The letter prompted a response from City Manager George Sipel, saying the upcoming year's budget "does not recommend a reduction in library service or the closing of any library facilities."
In 1978, to save $264,000 from the upcoming year's budget, City Manager June Fleming, the city's former library director, recommended closing the College Terrace and Children's libraries and reducing services at other branches.
"I don't know a city our size that has the level of service we have," Fleming said. She insisted that the historic Children's Library wasn't really closing, since its services would be relocated to the Main Library.
At the time, the city was facing huge funding shortfalls due to the recently passed Proposition 13, which vastly reduced the city's property tax revenue.
Mayor Scott Carey, among numerous others, opposed the city manager's plan.
"If you can't read, you don't learn, and if you don't learn, the world goes to hell," he said. "Closing a learning system bothers me."
In 1989, Library Director Mary Jo Levy and City Manager Fleming advised closing three of the six branches to upgrade the three most-used sites: Mitchell Park, Children's and Main.
There was little public support for the plan.
"It's hard to believe we can't afford our branch libraries, in this town, in this economy," Sally Schuman wrote in a column for the Weekly.
The Palo Alto council members never actually voted for or against the plan. Rather, they asked for it to be discussed by the then nascent Library Advisory Commission.
The old libraries were, Levy and Fleming noted, busting at the seams.

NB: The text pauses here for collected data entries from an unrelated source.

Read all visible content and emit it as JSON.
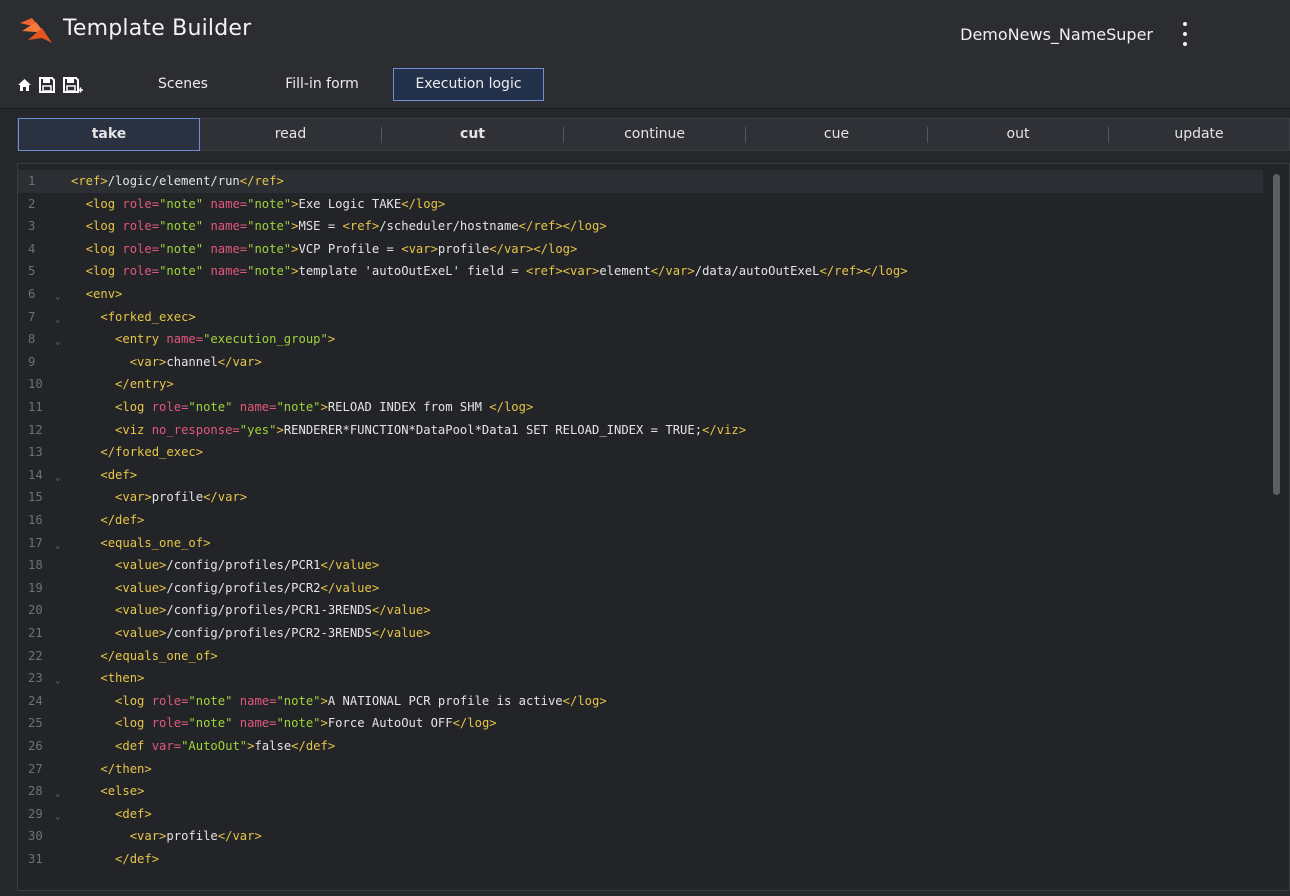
{
  "app": {
    "title": "Template Builder",
    "template_name": "DemoNews_NameSuper"
  },
  "toolbar": {
    "tabs": [
      {
        "label": "Scenes"
      },
      {
        "label": "Fill-in form"
      },
      {
        "label": "Execution logic"
      }
    ],
    "icons": [
      "home-icon",
      "save-icon",
      "save-as-icon"
    ]
  },
  "actions": [
    {
      "label": "take"
    },
    {
      "label": "read"
    },
    {
      "label": "cut"
    },
    {
      "label": "continue"
    },
    {
      "label": "cue"
    },
    {
      "label": "out"
    },
    {
      "label": "update"
    }
  ],
  "colors": {
    "accent": "#6e8fd8",
    "tag": "#e7c547",
    "attr": "#e2587c",
    "string": "#9fd43a",
    "logo": "#f0642d"
  },
  "code_lines": [
    {
      "n": "1",
      "fold": false,
      "i": 0,
      "seg": [
        [
          "t",
          "<ref>"
        ],
        [
          "x",
          "/logic/element/run"
        ],
        [
          "t",
          "</ref>"
        ]
      ]
    },
    {
      "n": "2",
      "fold": false,
      "i": 1,
      "seg": [
        [
          "t",
          "<log "
        ],
        [
          "a",
          "role="
        ],
        [
          "s",
          "\"note\""
        ],
        [
          "x",
          " "
        ],
        [
          "a",
          "name="
        ],
        [
          "s",
          "\"note\""
        ],
        [
          "t",
          ">"
        ],
        [
          "x",
          "Exe Logic TAKE"
        ],
        [
          "t",
          "</log>"
        ]
      ]
    },
    {
      "n": "3",
      "fold": false,
      "i": 1,
      "seg": [
        [
          "t",
          "<log "
        ],
        [
          "a",
          "role="
        ],
        [
          "s",
          "\"note\""
        ],
        [
          "x",
          " "
        ],
        [
          "a",
          "name="
        ],
        [
          "s",
          "\"note\""
        ],
        [
          "t",
          ">"
        ],
        [
          "x",
          "MSE = "
        ],
        [
          "t",
          "<ref>"
        ],
        [
          "x",
          "/scheduler/hostname"
        ],
        [
          "t",
          "</ref></log>"
        ]
      ]
    },
    {
      "n": "4",
      "fold": false,
      "i": 1,
      "seg": [
        [
          "t",
          "<log "
        ],
        [
          "a",
          "role="
        ],
        [
          "s",
          "\"note\""
        ],
        [
          "x",
          " "
        ],
        [
          "a",
          "name="
        ],
        [
          "s",
          "\"note\""
        ],
        [
          "t",
          ">"
        ],
        [
          "x",
          "VCP Profile = "
        ],
        [
          "t",
          "<var>"
        ],
        [
          "x",
          "profile"
        ],
        [
          "t",
          "</var></log>"
        ]
      ]
    },
    {
      "n": "5",
      "fold": false,
      "i": 1,
      "seg": [
        [
          "t",
          "<log "
        ],
        [
          "a",
          "role="
        ],
        [
          "s",
          "\"note\""
        ],
        [
          "x",
          " "
        ],
        [
          "a",
          "name="
        ],
        [
          "s",
          "\"note\""
        ],
        [
          "t",
          ">"
        ],
        [
          "x",
          "template 'autoOutExeL' field = "
        ],
        [
          "t",
          "<ref><var>"
        ],
        [
          "x",
          "element"
        ],
        [
          "t",
          "</var>"
        ],
        [
          "x",
          "/data/autoOutExeL"
        ],
        [
          "t",
          "</ref></log>"
        ]
      ]
    },
    {
      "n": "6",
      "fold": true,
      "i": 1,
      "seg": [
        [
          "t",
          "<env>"
        ]
      ]
    },
    {
      "n": "7",
      "fold": true,
      "i": 2,
      "seg": [
        [
          "t",
          "<forked_exec>"
        ]
      ]
    },
    {
      "n": "8",
      "fold": true,
      "i": 3,
      "seg": [
        [
          "t",
          "<entry "
        ],
        [
          "a",
          "name="
        ],
        [
          "s",
          "\"execution_group\""
        ],
        [
          "t",
          ">"
        ]
      ]
    },
    {
      "n": "9",
      "fold": false,
      "i": 4,
      "seg": [
        [
          "t",
          "<var>"
        ],
        [
          "x",
          "channel"
        ],
        [
          "t",
          "</var>"
        ]
      ]
    },
    {
      "n": "10",
      "fold": false,
      "i": 3,
      "seg": [
        [
          "t",
          "</entry>"
        ]
      ]
    },
    {
      "n": "11",
      "fold": false,
      "i": 3,
      "seg": [
        [
          "t",
          "<log "
        ],
        [
          "a",
          "role="
        ],
        [
          "s",
          "\"note\""
        ],
        [
          "x",
          " "
        ],
        [
          "a",
          "name="
        ],
        [
          "s",
          "\"note\""
        ],
        [
          "t",
          ">"
        ],
        [
          "x",
          "RELOAD INDEX from SHM "
        ],
        [
          "t",
          "</log>"
        ]
      ]
    },
    {
      "n": "12",
      "fold": false,
      "i": 3,
      "seg": [
        [
          "t",
          "<viz "
        ],
        [
          "a",
          "no_response="
        ],
        [
          "s",
          "\"yes\""
        ],
        [
          "t",
          ">"
        ],
        [
          "x",
          "RENDERER*FUNCTION*DataPool*Data1 SET RELOAD_INDEX = TRUE;"
        ],
        [
          "t",
          "</viz>"
        ]
      ]
    },
    {
      "n": "13",
      "fold": false,
      "i": 2,
      "seg": [
        [
          "t",
          "</forked_exec>"
        ]
      ]
    },
    {
      "n": "14",
      "fold": true,
      "i": 2,
      "seg": [
        [
          "t",
          "<def>"
        ]
      ]
    },
    {
      "n": "15",
      "fold": false,
      "i": 3,
      "seg": [
        [
          "t",
          "<var>"
        ],
        [
          "x",
          "profile"
        ],
        [
          "t",
          "</var>"
        ]
      ]
    },
    {
      "n": "16",
      "fold": false,
      "i": 2,
      "seg": [
        [
          "t",
          "</def>"
        ]
      ]
    },
    {
      "n": "17",
      "fold": true,
      "i": 2,
      "seg": [
        [
          "t",
          "<equals_one_of>"
        ]
      ]
    },
    {
      "n": "18",
      "fold": false,
      "i": 3,
      "seg": [
        [
          "t",
          "<value>"
        ],
        [
          "x",
          "/config/profiles/PCR1"
        ],
        [
          "t",
          "</value>"
        ]
      ]
    },
    {
      "n": "19",
      "fold": false,
      "i": 3,
      "seg": [
        [
          "t",
          "<value>"
        ],
        [
          "x",
          "/config/profiles/PCR2"
        ],
        [
          "t",
          "</value>"
        ]
      ]
    },
    {
      "n": "20",
      "fold": false,
      "i": 3,
      "seg": [
        [
          "t",
          "<value>"
        ],
        [
          "x",
          "/config/profiles/PCR1-3RENDS"
        ],
        [
          "t",
          "</value>"
        ]
      ]
    },
    {
      "n": "21",
      "fold": false,
      "i": 3,
      "seg": [
        [
          "t",
          "<value>"
        ],
        [
          "x",
          "/config/profiles/PCR2-3RENDS"
        ],
        [
          "t",
          "</value>"
        ]
      ]
    },
    {
      "n": "22",
      "fold": false,
      "i": 2,
      "seg": [
        [
          "t",
          "</equals_one_of>"
        ]
      ]
    },
    {
      "n": "23",
      "fold": true,
      "i": 2,
      "seg": [
        [
          "t",
          "<then>"
        ]
      ]
    },
    {
      "n": "24",
      "fold": false,
      "i": 3,
      "seg": [
        [
          "t",
          "<log "
        ],
        [
          "a",
          "role="
        ],
        [
          "s",
          "\"note\""
        ],
        [
          "x",
          " "
        ],
        [
          "a",
          "name="
        ],
        [
          "s",
          "\"note\""
        ],
        [
          "t",
          ">"
        ],
        [
          "x",
          "A NATIONAL PCR profile is active"
        ],
        [
          "t",
          "</log>"
        ]
      ]
    },
    {
      "n": "25",
      "fold": false,
      "i": 3,
      "seg": [
        [
          "t",
          "<log "
        ],
        [
          "a",
          "role="
        ],
        [
          "s",
          "\"note\""
        ],
        [
          "x",
          " "
        ],
        [
          "a",
          "name="
        ],
        [
          "s",
          "\"note\""
        ],
        [
          "t",
          ">"
        ],
        [
          "x",
          "Force AutoOut OFF"
        ],
        [
          "t",
          "</log>"
        ]
      ]
    },
    {
      "n": "26",
      "fold": false,
      "i": 3,
      "seg": [
        [
          "t",
          "<def "
        ],
        [
          "a",
          "var="
        ],
        [
          "s",
          "\"AutoOut\""
        ],
        [
          "t",
          ">"
        ],
        [
          "x",
          "false"
        ],
        [
          "t",
          "</def>"
        ]
      ]
    },
    {
      "n": "27",
      "fold": false,
      "i": 2,
      "seg": [
        [
          "t",
          "</then>"
        ]
      ]
    },
    {
      "n": "28",
      "fold": true,
      "i": 2,
      "seg": [
        [
          "t",
          "<else>"
        ]
      ]
    },
    {
      "n": "29",
      "fold": true,
      "i": 3,
      "seg": [
        [
          "t",
          "<def>"
        ]
      ]
    },
    {
      "n": "30",
      "fold": false,
      "i": 4,
      "seg": [
        [
          "t",
          "<var>"
        ],
        [
          "x",
          "profile"
        ],
        [
          "t",
          "</var>"
        ]
      ]
    },
    {
      "n": "31",
      "fold": false,
      "i": 3,
      "seg": [
        [
          "t",
          "</def>"
        ]
      ]
    }
  ]
}
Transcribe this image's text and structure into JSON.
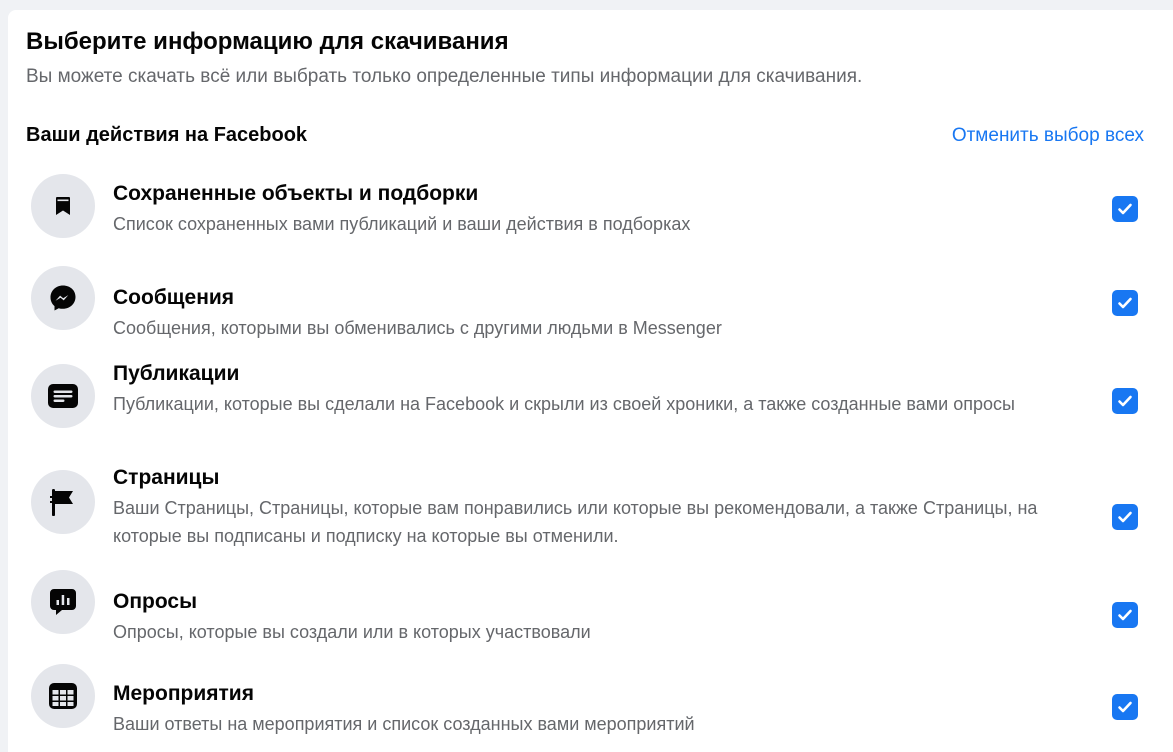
{
  "header": {
    "title": "Выберите информацию для скачивания",
    "subtitle": "Вы можете скачать всё или выбрать только определенные типы информации для скачивания."
  },
  "section": {
    "title": "Ваши действия на Facebook",
    "deselect_all": "Отменить выбор всех"
  },
  "items": [
    {
      "icon": "bookmark-icon",
      "title": "Сохраненные объекты и подборки",
      "description": "Список сохраненных вами публикаций и ваши действия в подборках",
      "checked": true
    },
    {
      "icon": "messenger-icon",
      "title": "Сообщения",
      "description": "Сообщения, которыми вы обменивались с другими людьми в Messenger",
      "checked": true
    },
    {
      "icon": "post-icon",
      "title": "Публикации",
      "description": "Публикации, которые вы сделали на Facebook и скрыли из своей хроники, а также созданные вами опросы",
      "checked": true
    },
    {
      "icon": "flag-icon",
      "title": "Страницы",
      "description": "Ваши Страницы, Страницы, которые вам понравились или которые вы рекомендовали, а также Страницы, на которые вы подписаны и подписку на которые вы отменили.",
      "checked": true
    },
    {
      "icon": "poll-icon",
      "title": "Опросы",
      "description": "Опросы, которые вы создали или в которых участвовали",
      "checked": true
    },
    {
      "icon": "calendar-icon",
      "title": "Мероприятия",
      "description": "Ваши ответы на мероприятия и список созданных вами мероприятий",
      "checked": true
    }
  ],
  "colors": {
    "accent": "#1877f2",
    "icon_background": "#e4e6eb",
    "secondary_text": "#65676b"
  }
}
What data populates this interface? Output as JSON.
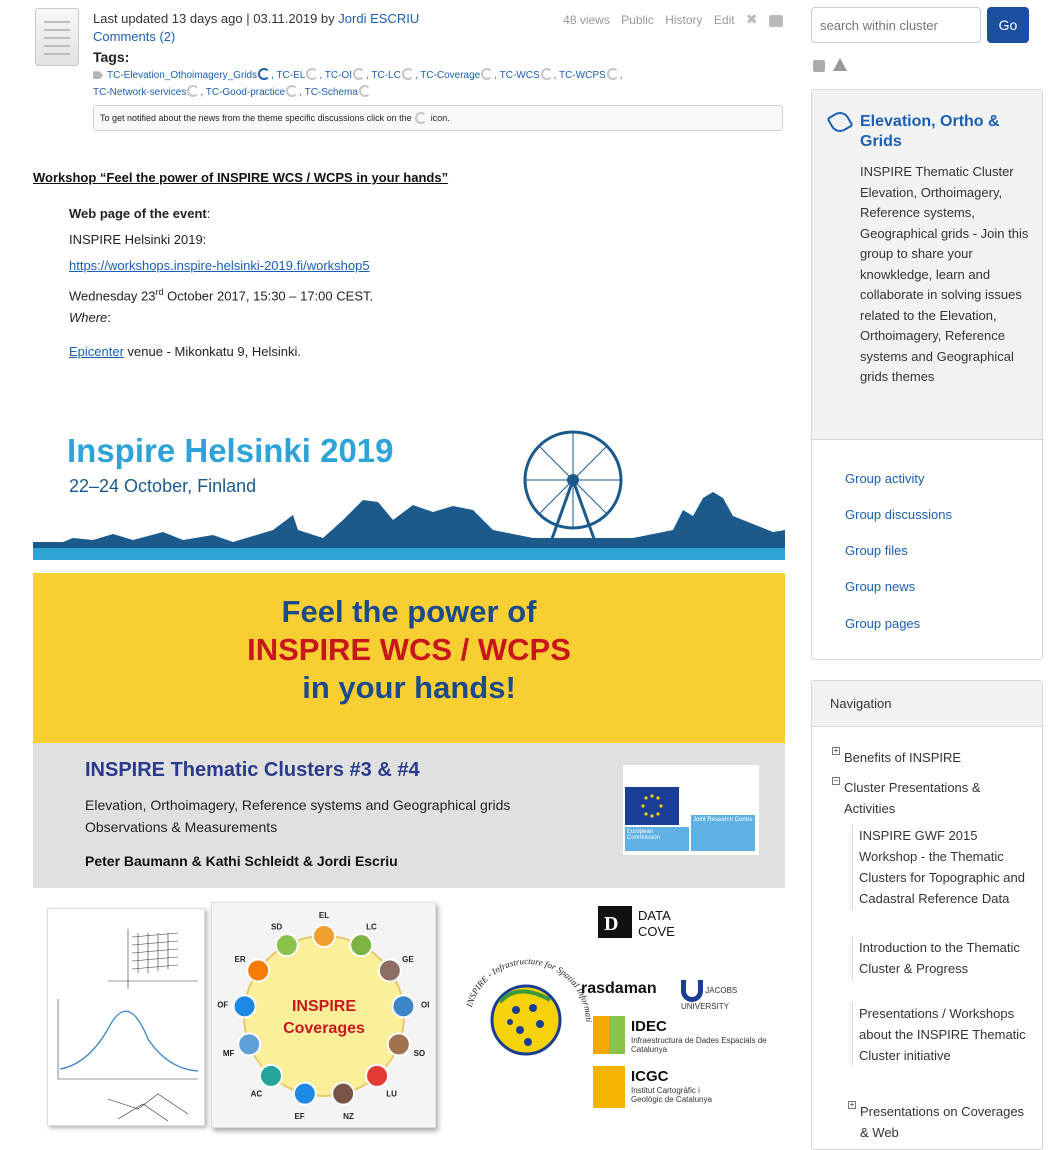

"There's a reason why banks close branches," Levy said recently (2004). She's now on the board of the Palo Alto Library Foundation.
"They're expensive to operate any way you look at them."
Today, according to Levy, the library's situation is even more desperate than it was back then. The buildings still haven't been upgraded, the hours have been trimmed, and, next year the city is facing a $5.2 million deficit.
"I hate to say those were the good days," Levy said of the end of her tenure.
In 2003, after a $49.1 million bond measure to upgrade the Mitchell Park and Children's libraries failed at the polls in 2002, the Library Advisor Commission came up with a new proposal to close the Downtown branch. It also included a recommendation for a new bond measure and other improvements.
At the City Council study session to discuss the ideas, numerous residents bombarded the council, asking them to keep the Downtown branch open. Few spoke in favor of the commission's plan.
Again, no decision was officially made at the meeting. One year later, there has still been no official new council policy on libraries. Monday night is expected to be that landmark date.
"It would be my hope that the City Council starts thinking long range instead of short range and stops listening to the same people who are, frankly, defending their turf at the expense of the entire community," said John Kagel, a former library commissioner who decided not to reapply for the commission when his term expired, out of frustration.